As a knitter and a person who commutes to school and often needs to drive for several hours at a time for work, I am a huge fan of podcasts. One of my favourite things to do is to sit outside in the summer, knit and listen to something interesting on my device, soaking up the sun. I am surprised that more people do not listen to podcasts while knitting, walking or driving, so I decided to share a few here in support of the #trypod initiative.
For more information, you can read here where they say:
According to Edison Research, one in five Americans listened to podcasts every month as of early 2016 – a number that has grown by double-digits for five years. Even though podcasts are growing quickly and are available in more places than ever before, some people still don’t know how to listen or where to start. (NPR)
So, why do I like listening to podcasts? There are many reasons!
- They are free.
- They are easy to access.
- There is no commitment.
- They are hands-free, leaving me free to knit, drive, cook etc.
- There are many topics to choose from.
- You can choose precisely what you feel like listening to at that moment.
Are you convinced yet? I listen to several genres of podcasts and have listed an example of each for you to try below:
- Knitting. One of my regular podcasts is by the Knitmore Girls, a weekly multi-generational podcast run by Jasmin and her mother, Gigi, that takes us through their crafting week. My favourite feature is “When Knitting Attacks!” where the ladies share their knitting fails. It is great to know that everyone’s knitting doesn’t always work out perfectly the first time!
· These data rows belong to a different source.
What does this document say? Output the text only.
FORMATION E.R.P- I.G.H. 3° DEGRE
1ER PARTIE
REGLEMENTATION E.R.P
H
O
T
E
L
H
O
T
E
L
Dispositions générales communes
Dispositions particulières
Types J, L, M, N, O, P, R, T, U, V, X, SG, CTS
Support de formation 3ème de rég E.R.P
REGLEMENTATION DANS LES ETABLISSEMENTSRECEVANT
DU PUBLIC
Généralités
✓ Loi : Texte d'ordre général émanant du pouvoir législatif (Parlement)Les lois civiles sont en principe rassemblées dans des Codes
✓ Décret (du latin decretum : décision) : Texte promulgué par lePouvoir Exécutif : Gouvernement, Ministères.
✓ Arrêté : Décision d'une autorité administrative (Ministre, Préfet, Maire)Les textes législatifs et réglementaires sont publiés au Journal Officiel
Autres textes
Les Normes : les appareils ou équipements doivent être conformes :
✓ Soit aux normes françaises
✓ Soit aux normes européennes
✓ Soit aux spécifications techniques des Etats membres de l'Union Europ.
- Parenting. One of my new favourites is One Bad Mother, an irreverent, funny, down to earth but touching and compassionate podcast. I will caution you that there is swearing. My favourite segment is where listeners call in with their genius and fail stories and the occasional rant.
- History. Beckett and Susan host The History Chicks podcast, which focuses on telling the stories of women in history (including some fictional ones). Each podcast focuses on one woman and looks at her parents, her life and death. What I like most about this podcast is that it tells the full story of each woman’s life and does not focus only on the “defining moment” of their lives. I enjoy each one but I particularly enjoyed the shows on Lucille Ball (Episodes 89 and 90).
With that, I challenge you to download a podcast and give it a listen! I don’t think you will be disappointed!